The Call for Abstracts for full talks is now open for the 2012 conference on Informatics for Phylogenetics, Evolution, and Biodiversity (iEvoBio), at http://ievobio.org/ocs2/index.php/ievobio/2012. See below for instructions.
Accepted talks will be 15 minutes in length and will be presented during the full talk session of the conference. Because the number of program slots for full talks is limited, some talks may be moved to the Lightning Talk session (5 minutes in length).
Submitted talks should be in the area of informatics aimed at advancing research in phylogenetics, evolution, and biodiversity, including new tools, cyberinfrastructure development, large-scale data analysis, and visualization.
Submissions should be 1 page long at most and include a title, a list of contributors, and an abstract. The abstract should provide an overview of the talk's subject, and give enough detail to allow reviewers to decide whether the submission merits a full talk, or whether it should be moved to a Lightning Talk session. If the subject of the talk is a specific software component for use by the research community, the abstract must state the license and give the URL where the source code is available so reviewers can verify that the open-source requirement(*) is met.
The deadline for submission is April 2, 2012. We intend to notify authors of accepted talks before early registration for iEvoBio (and Evolution) ends. Further instructions for submission are at the following URL: http://ievobio.org/ocs2/index.php/ievobio/2012/schedConf/cfp
Full talks are one of the five kinds of contributed content that feature in iEvoBio. The other four are: 1) Lightning talks (5 mins long), 2) Challenge entries, 3) Software bazaar demonstrations, and 4) Birds-of-a-Feather gatherings. The Call for Challenge entries is already open (see http://ievobio.org/challenge.html). The calls for contribution to the other three sessions will open later, and will remain open until shortly before the conference or until the respective track fills up. In addition, 2012 iEvoBio sponsor Biomatters Ltd will be running the Geneious Challenge alongside this year’s iEvoBio Challenge, see http://ievobio.org/geneious_challenge.html for more information.
More details about the conference and program are available at http://ievobio.org. You can also find continuous updates on the conference's Twitter feed at http://twitter.com/iEvoBio and Google+ page, or subscribe to the low-traffic iEvoBio announcements mailing list at http://groups.google.com/group/ievobio-announce.
iEvoBio 2012 is sponsored by the US National Evolutionary Synthesis Center (NESCent) and by Biomatters Ltd., in partnership with the Society for the Study of Evolution (SSE) and the Systematic Biologists (SSB).

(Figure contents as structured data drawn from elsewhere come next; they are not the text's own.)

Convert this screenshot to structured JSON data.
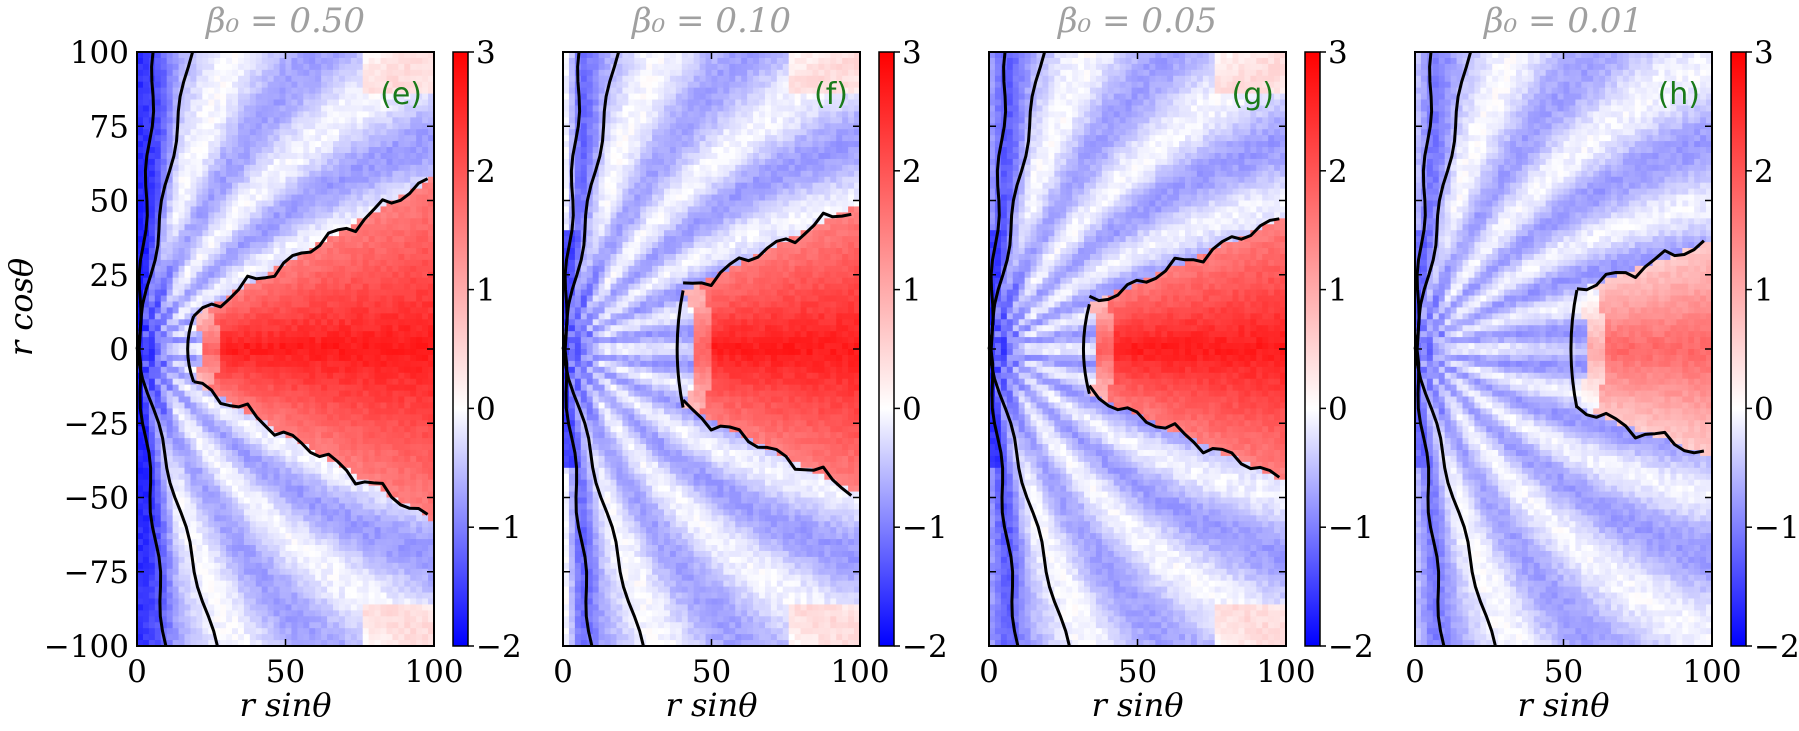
{
  "chart_data": {
    "type": "heatmap",
    "panels": [
      {
        "id": "e",
        "title": "β₀ = 0.50",
        "letter": "(e)",
        "disk_halfwidth_deg": 30,
        "wall_intensity": 0.95,
        "edge_tint": 0.0
      },
      {
        "id": "f",
        "title": "β₀ = 0.10",
        "letter": "(f)",
        "disk_halfwidth_deg": 26,
        "wall_intensity": 0.7,
        "edge_tint": 0.6
      },
      {
        "id": "g",
        "title": "β₀ = 0.05",
        "letter": "(g)",
        "disk_halfwidth_deg": 24,
        "wall_intensity": 0.8,
        "edge_tint": 0.3
      },
      {
        "id": "h",
        "title": "β₀ = 0.01",
        "letter": "(h)",
        "disk_halfwidth_deg": 20,
        "wall_intensity": 0.5,
        "edge_tint": 0.25
      }
    ],
    "xlabel": "r sinθ",
    "ylabel": "r cosθ",
    "xlim": [
      0,
      100
    ],
    "ylim": [
      -100,
      100
    ],
    "xticks": [
      {
        "value": 0,
        "label": "0"
      },
      {
        "value": 50,
        "label": "50"
      },
      {
        "value": 100,
        "label": "100"
      }
    ],
    "yticks": [
      {
        "value": 100,
        "label": "100"
      },
      {
        "value": 75,
        "label": "75"
      },
      {
        "value": 50,
        "label": "50"
      },
      {
        "value": 25,
        "label": "25"
      },
      {
        "value": 0,
        "label": "0"
      },
      {
        "value": -25,
        "label": "−25"
      },
      {
        "value": -50,
        "label": "−50"
      },
      {
        "value": -75,
        "label": "−75"
      },
      {
        "value": -100,
        "label": "−100"
      }
    ],
    "colorbar": {
      "range": [
        -2,
        3
      ],
      "colormap": "bwr",
      "ticks": [
        {
          "value": 3,
          "label": "3"
        },
        {
          "value": 2,
          "label": "2"
        },
        {
          "value": 1,
          "label": "1"
        },
        {
          "value": 0,
          "label": "0"
        },
        {
          "value": -1,
          "label": "−1"
        },
        {
          "value": -2,
          "label": "−2"
        }
      ]
    },
    "colors": {
      "low": "#0000ff",
      "mid": "#ffffff",
      "high": "#ff0000",
      "contour": "#000000",
      "letter": "#1a7a1a",
      "title": "#a0a0a0"
    }
  }
}
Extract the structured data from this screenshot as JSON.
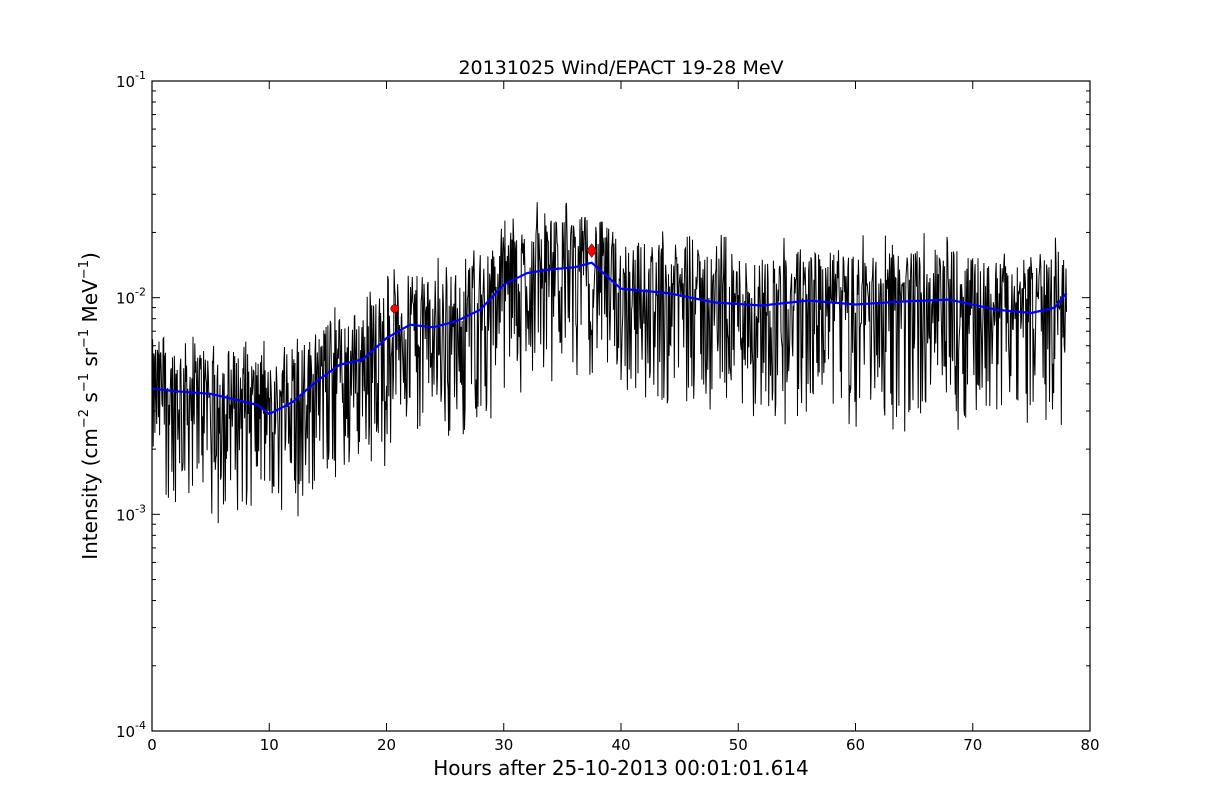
{
  "chart_data": {
    "type": "line",
    "title": "20131025 Wind/EPACT 19-28 MeV",
    "xlabel": "Hours after 25-10-2013 00:01:01.614",
    "ylabel_parts": [
      "Intensity (cm",
      "−2",
      " s",
      "−1",
      " sr",
      "−1",
      " MeV",
      "−1",
      ")"
    ],
    "xlim": [
      0,
      80
    ],
    "ylim": [
      0.0001,
      0.1
    ],
    "yscale": "log",
    "grid": false,
    "x_ticks": [
      0,
      10,
      20,
      30,
      40,
      50,
      60,
      70,
      80
    ],
    "x_tick_labels": [
      "0",
      "10",
      "20",
      "30",
      "40",
      "50",
      "60",
      "70",
      "80"
    ],
    "y_ticks": [
      {
        "value": 0.1,
        "base": "10",
        "exp": "-1"
      },
      {
        "value": 0.01,
        "base": "10",
        "exp": "-2"
      },
      {
        "value": 0.001,
        "base": "10",
        "exp": "-3"
      },
      {
        "value": 0.0001,
        "base": "10",
        "exp": "-4"
      }
    ],
    "series": [
      {
        "role": "raw intensity",
        "color": "#000000",
        "style": "line",
        "profile": {
          "x": [
            0,
            2,
            5,
            9,
            10,
            12,
            14,
            16,
            18,
            20,
            22,
            24,
            26,
            28,
            30,
            32,
            34,
            36,
            37.5,
            40,
            44,
            48,
            52,
            56,
            60,
            64,
            68,
            72,
            75,
            77,
            78
          ],
          "y": [
            0.0038,
            0.0037,
            0.0036,
            0.0032,
            0.0029,
            0.0033,
            0.0041,
            0.0049,
            0.0052,
            0.0065,
            0.0075,
            0.0073,
            0.0078,
            0.0088,
            0.0115,
            0.013,
            0.0135,
            0.0138,
            0.0145,
            0.011,
            0.0105,
            0.0095,
            0.0092,
            0.0097,
            0.0093,
            0.0096,
            0.0098,
            0.0088,
            0.0085,
            0.009,
            0.0105
          ]
        },
        "min_floor": 0.00088
      },
      {
        "role": "smoothed intensity",
        "color": "#0000ff",
        "style": "line",
        "x": [
          0,
          2,
          5,
          9,
          10,
          12,
          14,
          16,
          18,
          20,
          22,
          24,
          26,
          28,
          30,
          32,
          34,
          36,
          37.5,
          40,
          44,
          48,
          52,
          56,
          60,
          64,
          68,
          72,
          75,
          77,
          78
        ],
        "y": [
          0.0038,
          0.0037,
          0.0036,
          0.0032,
          0.0029,
          0.0033,
          0.0041,
          0.0049,
          0.0052,
          0.0065,
          0.0075,
          0.0073,
          0.0078,
          0.0088,
          0.0115,
          0.013,
          0.0135,
          0.0138,
          0.0145,
          0.011,
          0.0105,
          0.0095,
          0.0092,
          0.0097,
          0.0093,
          0.0096,
          0.0098,
          0.0088,
          0.0085,
          0.009,
          0.0105
        ]
      }
    ],
    "markers": [
      {
        "x": 20.7,
        "y": 0.0089,
        "color": "#ff0000",
        "shape": "circle"
      },
      {
        "x": 37.5,
        "y": 0.0165,
        "color": "#ff0000",
        "shape": "diamond"
      }
    ]
  }
}
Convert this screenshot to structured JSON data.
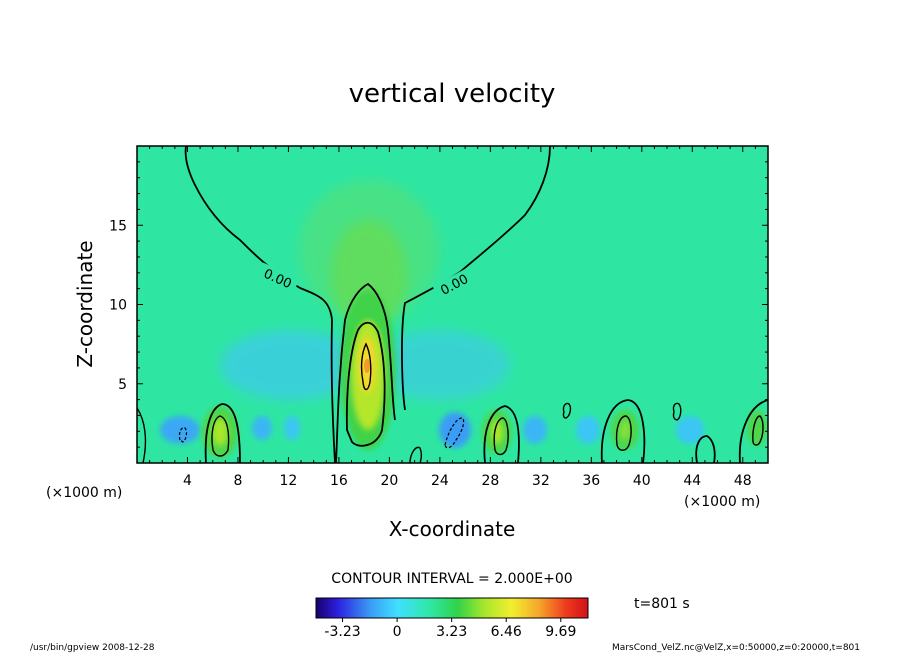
{
  "chart_data": {
    "type": "heatmap",
    "title": "vertical velocity",
    "xlabel": "X-coordinate",
    "ylabel": "Z-coordinate",
    "x_unit": "(×1000 m)",
    "x_unit_right": "(×1000 m)",
    "xlim": [
      0,
      50
    ],
    "ylim": [
      0,
      20
    ],
    "x_ticks": [
      4,
      8,
      12,
      16,
      20,
      24,
      28,
      32,
      36,
      40,
      44,
      48
    ],
    "y_ticks": [
      5,
      10,
      15
    ],
    "contour_interval_label": "CONTOUR INTERVAL = 2.000E+00",
    "contour_labels": [
      "0.00",
      "0.00"
    ],
    "colorbar": {
      "range": [
        -4.8,
        11.3
      ],
      "tick_labels": [
        "-3.23",
        "0",
        "3.23",
        "6.46",
        "9.69"
      ],
      "tick_values": [
        -3.23,
        0,
        3.23,
        6.46,
        9.69
      ]
    },
    "field_features": [
      {
        "kind": "updraft-max",
        "x": 18.5,
        "z": 6.2,
        "value": 9.69
      },
      {
        "kind": "updraft",
        "x": 6.5,
        "z": 2.2,
        "value": 3.5
      },
      {
        "kind": "updraft",
        "x": 28.5,
        "z": 2.2,
        "value": 3.0
      },
      {
        "kind": "updraft",
        "x": 38.5,
        "z": 2.2,
        "value": 2.5
      },
      {
        "kind": "updraft",
        "x": 48.5,
        "z": 2.2,
        "value": 2.0
      },
      {
        "kind": "downdraft",
        "x": 3.8,
        "z": 1.8,
        "value": -2.5
      },
      {
        "kind": "downdraft",
        "x": 25.5,
        "z": 2.0,
        "value": -3.0
      },
      {
        "kind": "downdraft",
        "x": 12.0,
        "z": 2.0,
        "value": -1.8
      },
      {
        "kind": "downdraft",
        "x": 14.0,
        "z": 6.5,
        "value": -1.5
      },
      {
        "kind": "downdraft",
        "x": 22.0,
        "z": 6.5,
        "value": -1.5
      }
    ]
  },
  "time_label": "t=801 s",
  "footer_left": "/usr/bin/gpview   2008-12-28",
  "footer_right": "MarsCond_VelZ.nc@VelZ,x=0:50000,z=0:20000,t=801",
  "colors": {
    "background_field": "#2ee6a2",
    "frame": "#000000"
  }
}
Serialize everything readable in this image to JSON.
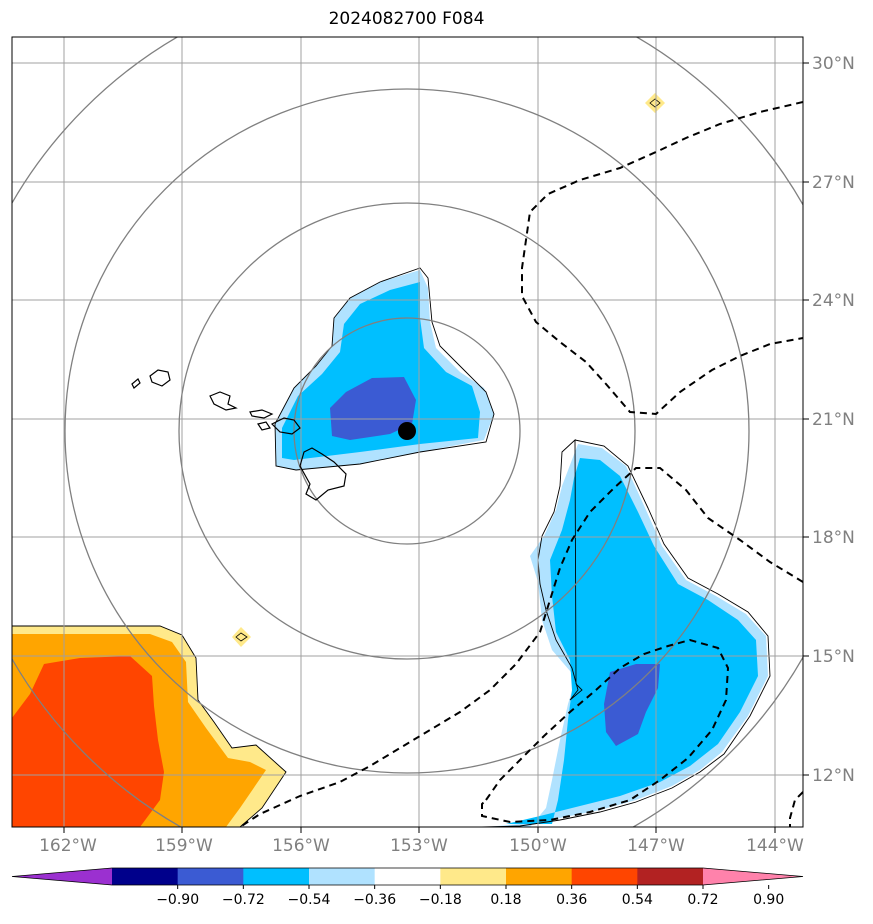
{
  "title": "2024082700 F084",
  "map": {
    "lat_labels": [
      "30°N",
      "27°N",
      "24°N",
      "21°N",
      "18°N",
      "15°N",
      "12°N"
    ],
    "lon_labels": [
      "162°W",
      "159°W",
      "156°W",
      "153°W",
      "150°W",
      "147°W",
      "144°W"
    ],
    "center_marker": {
      "lon": -153.3,
      "lat": 20.7
    },
    "colors": {
      "grid": "#a0a0a0",
      "range_rings": "#808080",
      "coastline": "#000000"
    }
  },
  "colorbar": {
    "ticks": [
      "−0.90",
      "−0.72",
      "−0.54",
      "−0.36",
      "−0.18",
      "0.18",
      "0.36",
      "0.54",
      "0.72",
      "0.90"
    ],
    "colors": [
      "#9b30d0",
      "#00008b",
      "#3b5bd3",
      "#00bfff",
      "#b0e2ff",
      "#ffffff",
      "#ffe98a",
      "#ffa500",
      "#ff4500",
      "#b22222",
      "#ff82ab"
    ]
  }
}
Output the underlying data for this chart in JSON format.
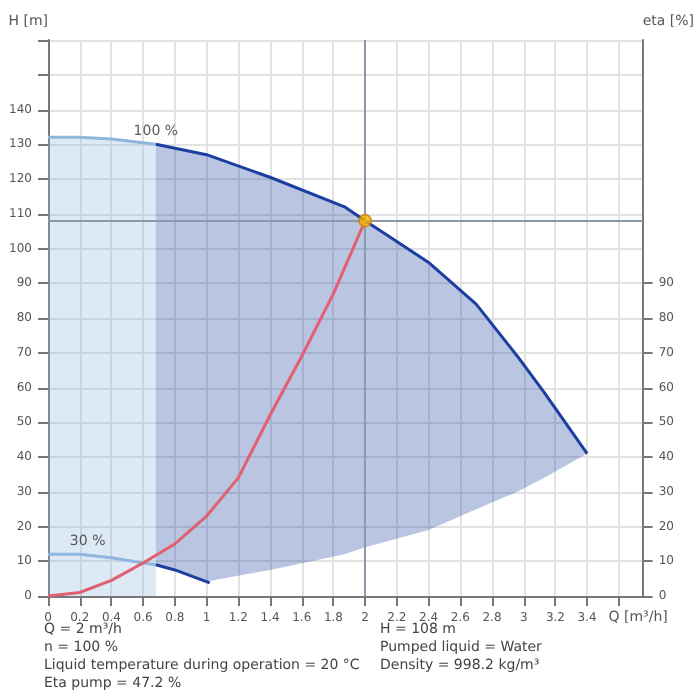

The iEvoBio 2012 Organizing Committee: Hilmar Lapp, US National Evolutionary Synthesis Center (chair) Robert Beiko, Dalhousie University Nico Cellinese, University of Florida and Florida Museum of Natural History Robert Guralnick, University of Colorado at Boulder Rebecca Kao, Denver Botanic Gardens Ellinor Michel, Natural History Museum, London Nadia Talent, Royal Ontario Museum Andrea Thomer, University of Illinois at Urbana-Champaign
(*) iEvoBio and its sponsors are dedicated to promoting the practice and philosophy of Open Source software development (see http://www.opensource.org/docs/definition.php) and reuse within the research community. For this reason, if a submitted talk concerns a specific software system for use by the research community, that software must be licensed with a recognized Open Source License (see http://www.opensource.org/licenses/), and be available for download, including source code, by a tar/zip file accessed through ftp/http or through a widely used version control system like cvs, Subversion, git, Bazaar, or Mercurial. Authors of full talks who cannot meet this requirement at the time of submission should state their intentions, and are advised that the requirement must be met by July 9, 2012, at the latest.